The border crisis has affected Latvia and Lithuania, which are also European Union member states neighboring Belarus.
Lukashenko, who has led Belarus since 1994, launched a crackdown on protesters in the wake of the presidential election. Those imprisoned included members of the country’s ethnic Polish minority.
At the start of August, Poland gave a humanitarian visa to the Belarusian athlete Krystina Timanovskaya, who defied an order to fly home early from the Tokyo Olympics.
Gądecki thanked individuals and groups helping those in need at the border, including Caritas Poland, Poland’s largest charitable organization.
“The Catholic Church in Poland declares its readiness to join in the search for the best solutions, which -- within the framework of the legal order -- will serve the common good widely understood,” the 71-year-old archbishop said.

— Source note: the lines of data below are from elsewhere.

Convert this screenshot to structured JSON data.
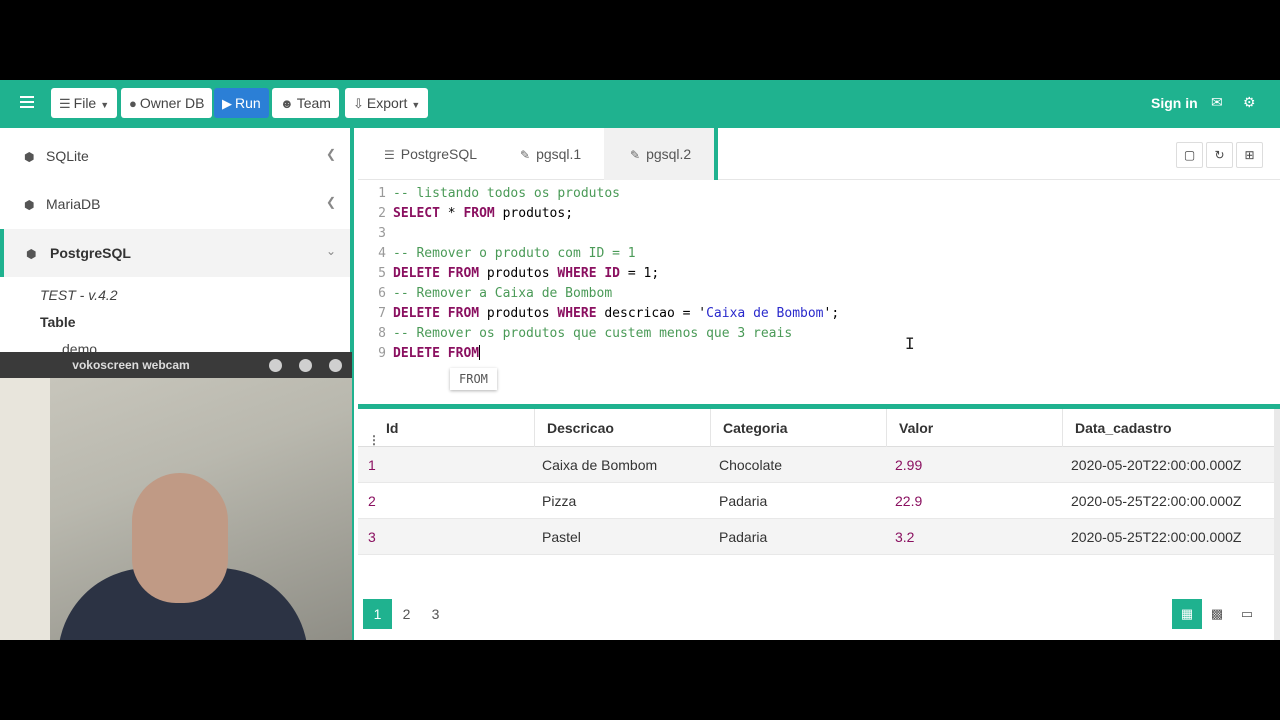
{
  "toolbar": {
    "file": "File",
    "owner_db": "Owner DB",
    "run": "Run",
    "team": "Team",
    "export": "Export",
    "sign_in": "Sign in"
  },
  "sidebar": {
    "items": [
      {
        "label": "SQLite"
      },
      {
        "label": "MariaDB"
      },
      {
        "label": "PostgreSQL"
      }
    ],
    "version": "TEST - v.4.2",
    "section": "Table",
    "table_item": "demo"
  },
  "webcam": {
    "title": "vokoscreen webcam"
  },
  "editor": {
    "tabs": [
      "PostgreSQL",
      "pgsql.1",
      "pgsql.2"
    ],
    "line_numbers": [
      "1",
      "2",
      "3",
      "4",
      "5",
      "6",
      "7",
      "8",
      "9"
    ],
    "lines": [
      "-- listando todos os produtos",
      "SELECT * FROM produtos;",
      "",
      "-- Remover o produto com ID = 1",
      "DELETE FROM produtos WHERE ID = 1;",
      "-- Remover a Caixa de Bombom",
      "DELETE FROM produtos WHERE descricao = 'Caixa de Bombom';",
      "-- Remover os produtos que custem menos que 3 reais",
      "DELETE FROM"
    ],
    "autocomplete_hint": "FROM"
  },
  "results": {
    "columns": [
      "Id",
      "Descricao",
      "Categoria",
      "Valor",
      "Data_cadastro"
    ],
    "rows": [
      [
        "1",
        "Caixa de Bombom",
        "Chocolate",
        "2.99",
        "2020-05-20T22:00:00.000Z"
      ],
      [
        "2",
        "Pizza",
        "Padaria",
        "22.9",
        "2020-05-25T22:00:00.000Z"
      ],
      [
        "3",
        "Pastel",
        "Padaria",
        "3.2",
        "2020-05-25T22:00:00.000Z"
      ]
    ],
    "pages": [
      "1",
      "2",
      "3"
    ],
    "current_page": "1"
  },
  "colors": {
    "accent": "#1fb28f",
    "run_button": "#2b7fd6",
    "keyword": "#8a1060",
    "comment": "#4a9a57",
    "string": "#2a2acc"
  },
  "icons": [
    "hamburger-icon",
    "database-icon",
    "globe-icon",
    "play-icon",
    "users-icon",
    "download-icon",
    "envelope-icon",
    "gear-icon",
    "cube-icon",
    "chevron-left-icon",
    "chevron-down-icon",
    "list-icon",
    "edit-icon",
    "save-icon",
    "refresh-icon",
    "plus-square-icon",
    "table-icon",
    "bar-chart-icon",
    "book-icon"
  ]
}
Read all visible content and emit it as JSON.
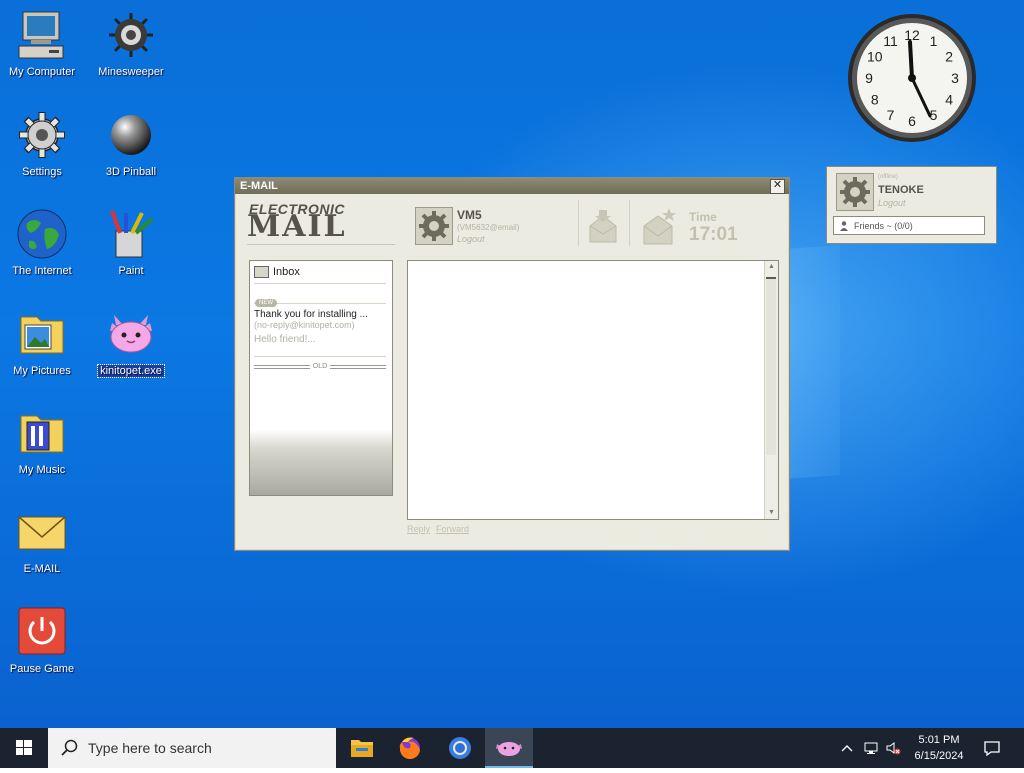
{
  "desktop_icons": [
    {
      "label": "My Computer"
    },
    {
      "label": "Minesweeper"
    },
    {
      "label": "Settings"
    },
    {
      "label": "3D Pinball"
    },
    {
      "label": "The Internet"
    },
    {
      "label": "Paint"
    },
    {
      "label": "My Pictures"
    },
    {
      "label": "kinitopet.exe"
    },
    {
      "label": "My Music"
    },
    {
      "label": "E-MAIL"
    },
    {
      "label": "Pause Game"
    }
  ],
  "clock": {
    "numbers": [
      "12",
      "1",
      "2",
      "3",
      "4",
      "5",
      "6",
      "7",
      "8",
      "9",
      "10",
      "11"
    ]
  },
  "email_window": {
    "title": "E-MAIL",
    "close_glyph": "✕",
    "logo_line1": "ELECTRONIC",
    "logo_line2": "MAIL",
    "user_name": "VM5",
    "user_address": "(VM5632@email)",
    "logout_label": "Logout",
    "time_label": "Time",
    "time_value": "17:01",
    "folder_inbox": "Inbox",
    "new_badge": "NEW",
    "message": {
      "subject": "Thank you for installing ...",
      "from": "(no-reply@kinitopet.com)",
      "preview": "Hello friend!..."
    },
    "old_divider": "OLD",
    "reply_label": "Reply",
    "forward_label": "Forward"
  },
  "friends_widget": {
    "status": "(offline)",
    "user_name": "TENOKE",
    "logout_label": "Logout",
    "friends_label": "Friends ~ (0/0)"
  },
  "taskbar": {
    "search_placeholder": "Type here to search",
    "time": "5:01 PM",
    "date": "6/15/2024"
  },
  "colors": {
    "accent": "#0b78e3",
    "window_bg": "#ecebe1",
    "taskbar": "#1b2330"
  }
}
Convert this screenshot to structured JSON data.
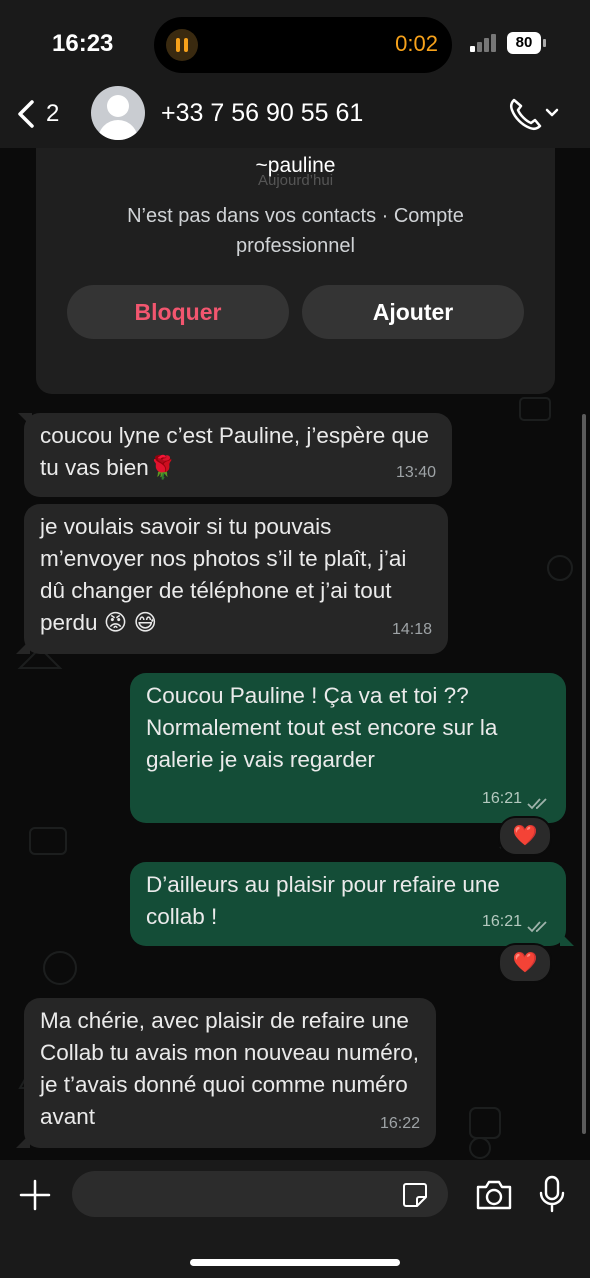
{
  "status_bar": {
    "time": "16:23",
    "recording_time": "0:02",
    "battery": "80"
  },
  "header": {
    "back_count": "2",
    "contact_name": "+33 7 56 90 55 61",
    "icons": [
      "back-chevron-icon",
      "avatar-placeholder-icon",
      "phone-call-icon",
      "chevron-down-icon"
    ]
  },
  "info_card": {
    "name": "~pauline",
    "date_label": "Aujourd’hui",
    "description": "N’est pas dans vos contacts · Compte professionnel",
    "block_label": "Bloquer",
    "add_label": "Ajouter"
  },
  "messages": [
    {
      "direction": "in",
      "text": "coucou lyne c’est Pauline, j’espère que tu vas bien🌹",
      "time": "13:40"
    },
    {
      "direction": "in",
      "text": "je voulais savoir si tu pouvais m’envoyer nos photos s’il te plaît, j’ai dû changer de téléphone et j’ai tout perdu 😡 😅",
      "time": "14:18"
    },
    {
      "direction": "out",
      "text": "Coucou Pauline ! Ça va et toi ?? Normalement tout est encore sur la galerie je vais regarder",
      "time": "16:21",
      "reaction": "❤️",
      "read": true
    },
    {
      "direction": "out",
      "text": "D’ailleurs au plaisir pour refaire une collab !",
      "time": "16:21",
      "reaction": "❤️",
      "read": true
    },
    {
      "direction": "in",
      "text": "Ma chérie, avec plaisir de refaire une Collab tu avais mon nouveau numéro, je t’avais donné quoi comme numéro avant",
      "time": "16:22"
    }
  ],
  "composer": {
    "placeholder": "",
    "icons": [
      "plus-icon",
      "sticker-icon",
      "camera-icon",
      "microphone-icon"
    ]
  },
  "colors": {
    "incoming_bubble": "#262626",
    "outgoing_bubble": "#144d37",
    "block_red": "#f2566f",
    "recording_orange": "#f7a21b"
  }
}
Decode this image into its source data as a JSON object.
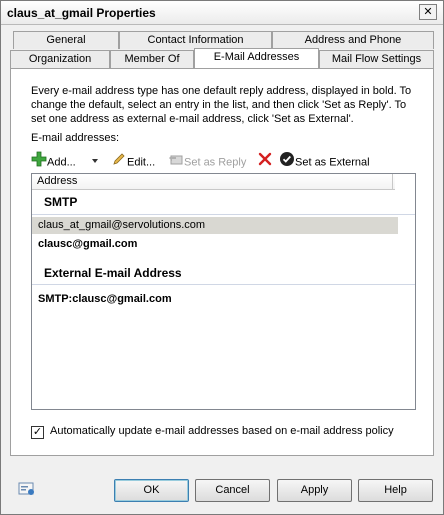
{
  "window": {
    "title": "claus_at_gmail Properties",
    "close_label": "✕"
  },
  "tabs_row1": [
    {
      "label": "General"
    },
    {
      "label": "Contact Information"
    },
    {
      "label": "Address and Phone"
    }
  ],
  "tabs_row2": [
    {
      "label": "Organization"
    },
    {
      "label": "Member Of"
    },
    {
      "label": "E-Mail Addresses",
      "active": true
    },
    {
      "label": "Mail Flow Settings"
    }
  ],
  "panel": {
    "description": "Every e-mail address type has one default reply address, displayed in bold. To change the default, select an entry in the list, and then click 'Set as Reply'. To set one address as external e-mail address, click 'Set as External'.",
    "addresses_label": "E-mail addresses:",
    "toolbar": {
      "add": "Add...",
      "edit": "Edit...",
      "set_reply": "Set as Reply",
      "set_external": "Set as External"
    },
    "list": {
      "column_header": "Address",
      "groups": [
        {
          "name": "SMTP",
          "items": [
            {
              "address": "claus_at_gmail@servolutions.com",
              "bold": false,
              "selected": true
            },
            {
              "address": "clausc@gmail.com",
              "bold": true,
              "selected": false
            }
          ]
        },
        {
          "name": "External E-mail Address",
          "items": [
            {
              "address": "SMTP:clausc@gmail.com",
              "bold": true,
              "selected": false
            }
          ]
        }
      ]
    },
    "auto_update": {
      "checked": true,
      "check_mark": "✓",
      "label": "Automatically update e-mail addresses based on e-mail address policy"
    }
  },
  "buttons": {
    "ok": "OK",
    "cancel": "Cancel",
    "apply": "Apply",
    "help": "Help"
  },
  "colors": {
    "add_icon": "#3fa63f",
    "delete_icon": "#d42020",
    "selection": "#d9d8d2",
    "panel_bg": "#ffffff",
    "window_bg": "#f0f0f0"
  }
}
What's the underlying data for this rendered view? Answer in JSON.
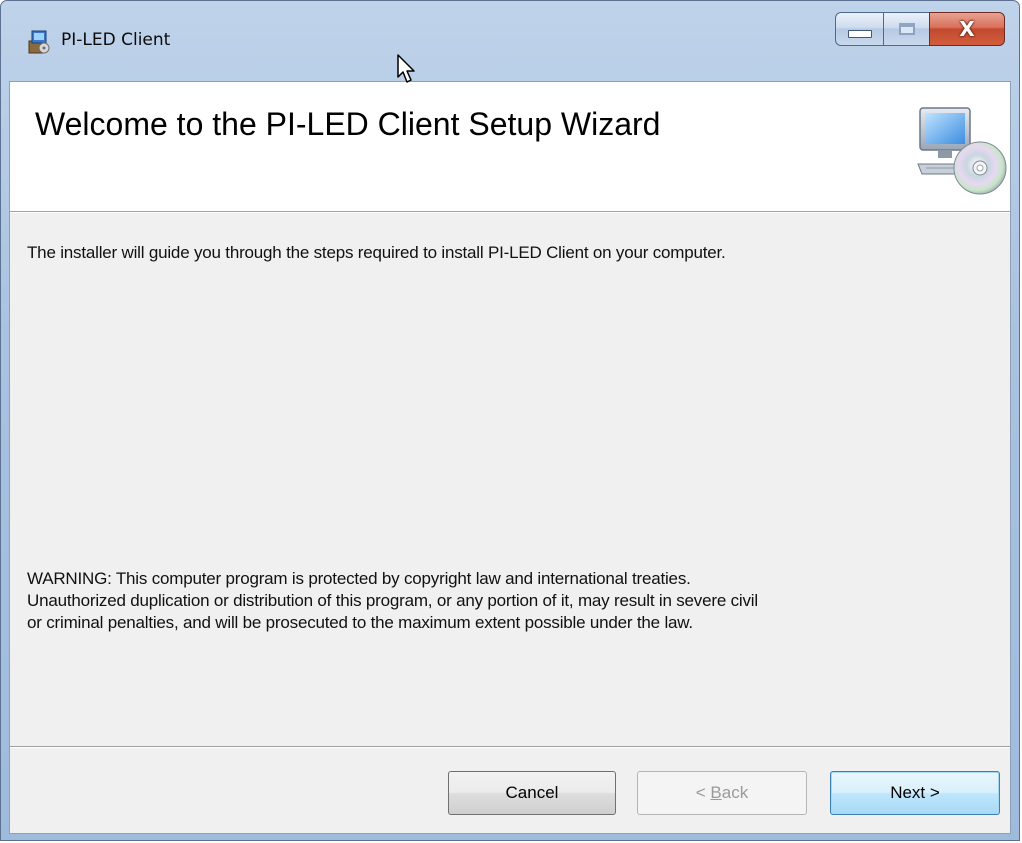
{
  "window": {
    "title": "PI-LED Client",
    "close_glyph": "X"
  },
  "banner": {
    "title": "Welcome to the PI-LED Client Setup Wizard",
    "icon": "computer-cd-icon"
  },
  "body": {
    "intro": "The installer will guide you through the steps required to install PI-LED Client on your computer.",
    "warning_lines": [
      "WARNING: This computer program is protected by copyright law and international treaties.",
      "Unauthorized duplication or distribution of this program, or any portion of it, may result in severe civil",
      "or criminal penalties, and will be prosecuted to the maximum extent possible under the law."
    ]
  },
  "buttons": {
    "cancel": "Cancel",
    "back_prefix": "< ",
    "back_accel": "B",
    "back_rest": "ack",
    "next": "Next >"
  },
  "colors": {
    "title_bar": "#a9c2e0",
    "close_button": "#c14a2f",
    "client_bg": "#f0f0f0",
    "default_button": "#bee6fd"
  }
}
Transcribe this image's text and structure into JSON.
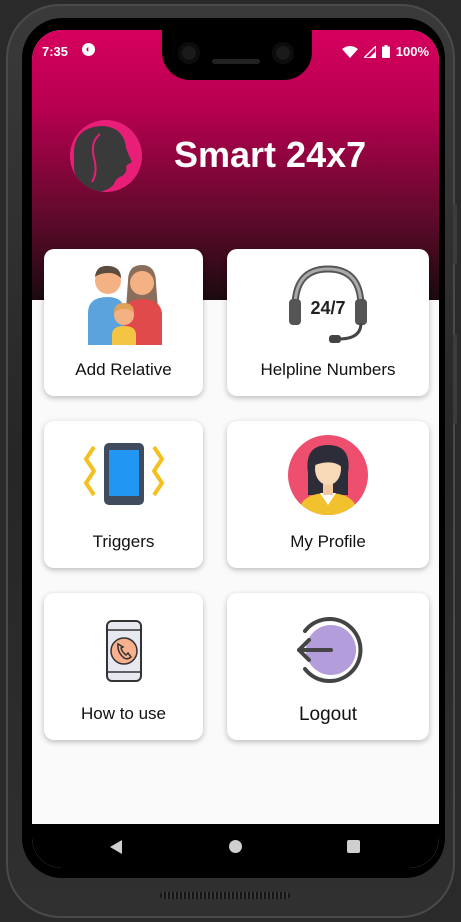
{
  "status_bar": {
    "time": "7:35",
    "battery": "100%",
    "icons": [
      "wifi-icon",
      "signal-icon",
      "battery-icon"
    ]
  },
  "header": {
    "title": "Smart 24x7",
    "logo_icon": "woman-silhouette-logo-icon",
    "gradient_top": "#d6005e",
    "gradient_bottom": "#1a0a0f"
  },
  "cards": [
    {
      "label": "Add Relative",
      "icon": "family-icon"
    },
    {
      "label": "Helpline Numbers",
      "icon": "headset-24-7-icon",
      "icon_text": "24/7"
    },
    {
      "label": "Triggers",
      "icon": "vibrating-phone-icon"
    },
    {
      "label": "My Profile",
      "icon": "woman-avatar-icon"
    },
    {
      "label": "How to use",
      "icon": "phone-call-icon"
    },
    {
      "label": "Logout",
      "icon": "logout-circle-arrow-icon"
    }
  ],
  "nav_bar": {
    "buttons": [
      "back-icon",
      "home-icon",
      "recents-icon"
    ]
  }
}
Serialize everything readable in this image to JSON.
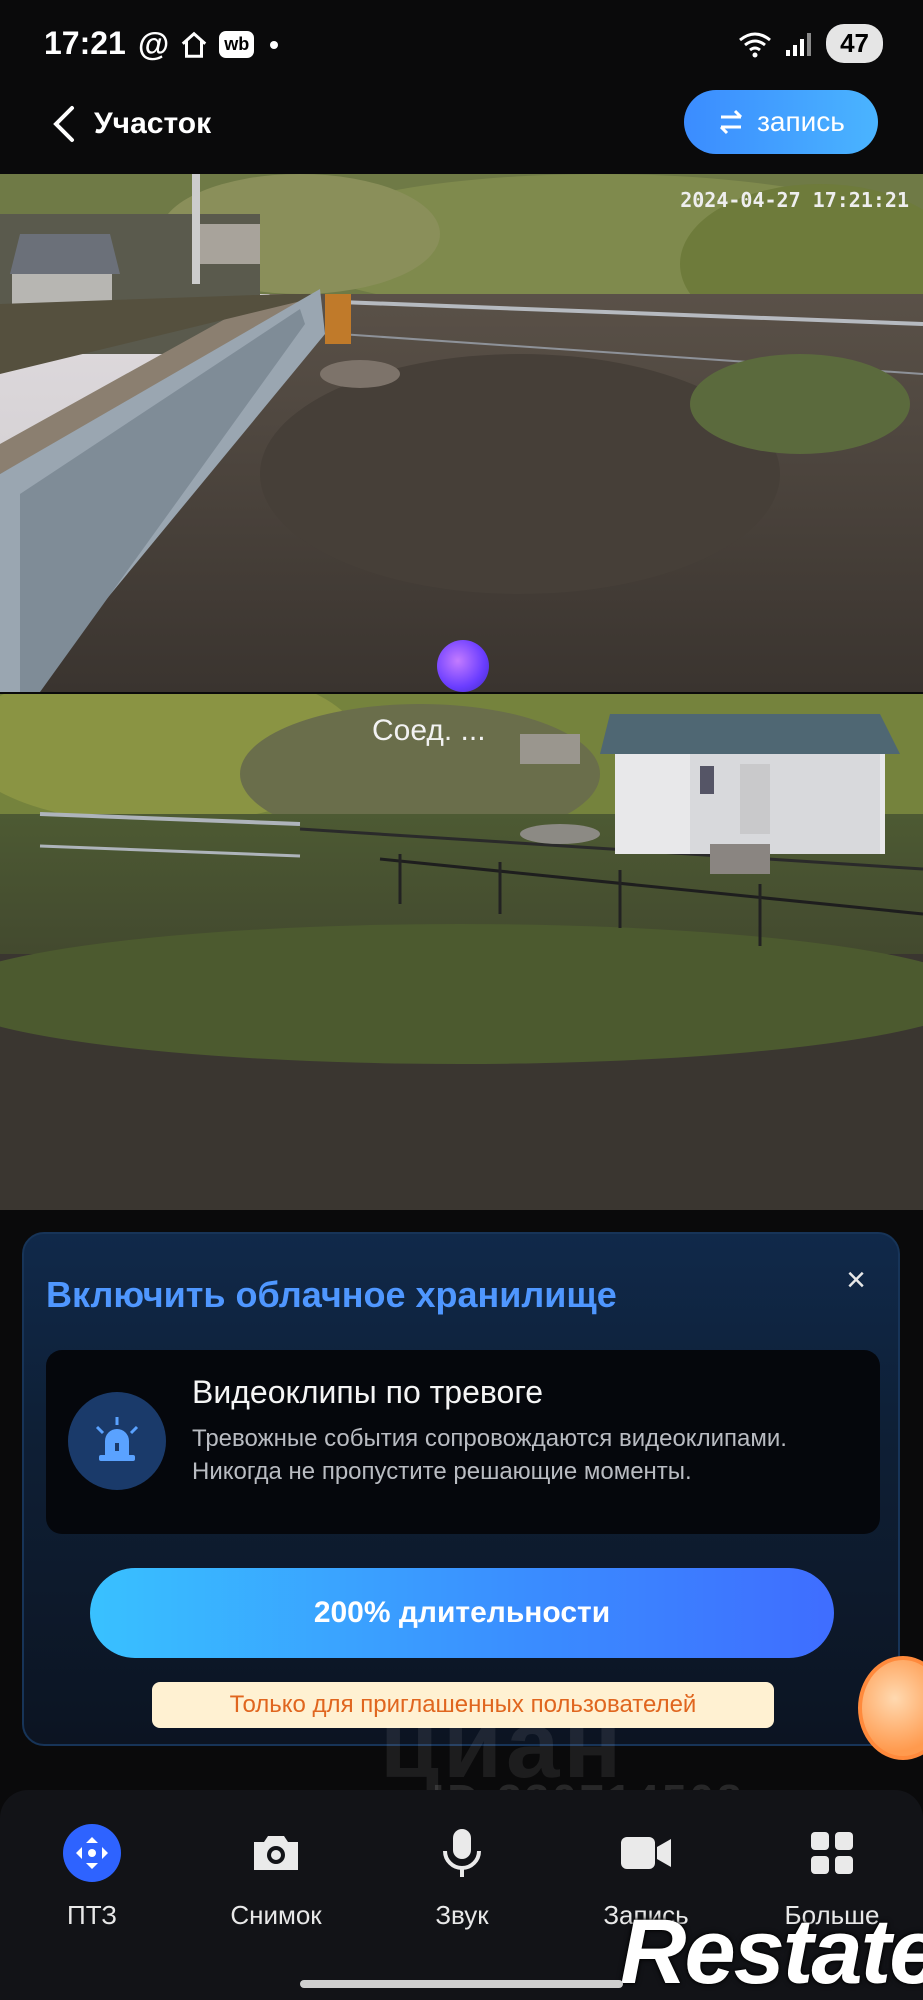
{
  "status_bar": {
    "time": "17:21",
    "at": "@",
    "wb": "wb",
    "battery": "47"
  },
  "header": {
    "back_label": "Участок",
    "record_label": "запись"
  },
  "camera1": {
    "timestamp": "2024-04-27 17:21:21"
  },
  "camera2": {
    "status": "Соед. ..."
  },
  "cloud": {
    "title": "Включить облачное хранилище",
    "close": "×",
    "feature_title": "Видеоклипы по тревоге",
    "feature_desc": "Тревожные события сопровождаются видеоклипами. Никогда не пропустите решающие моменты.",
    "cta": "200% длительности",
    "invite": "Только для приглашенных пользователей"
  },
  "watermark": {
    "brand": "циан",
    "id": "ID 330714508",
    "logo": "Restate"
  },
  "toolbar": {
    "items": [
      {
        "label": "ПТЗ",
        "icon": "ptz-icon"
      },
      {
        "label": "Снимок",
        "icon": "camera-icon"
      },
      {
        "label": "Звук",
        "icon": "microphone-icon"
      },
      {
        "label": "Запись",
        "icon": "video-icon"
      },
      {
        "label": "Больше",
        "icon": "grid-icon"
      }
    ]
  }
}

“Therefore, I would like to appeal for consent to launch humanitarian corridors, which Caritas Poland has declared its readiness to coordinate since 2016.”
“This mechanism, which has already been tested in other countries, makes it possible to provide concrete help to the neediest victims of wars and persecutions in a safe and fully controlled way.”
He added that “precisely controlled migration processes” were preferable to “chaotic migration, at the hands of gangs of smugglers.”
“While expressing thanks for the help given to Afghans a few weeks ago, I appeal today to all people of goodwill to treat service and assistance to foreigners coming to Poland as an opportunity to practice the love of neighbor, which is the cornerstone of our faith,” he concluded, asking for prayers for refugees and migrants.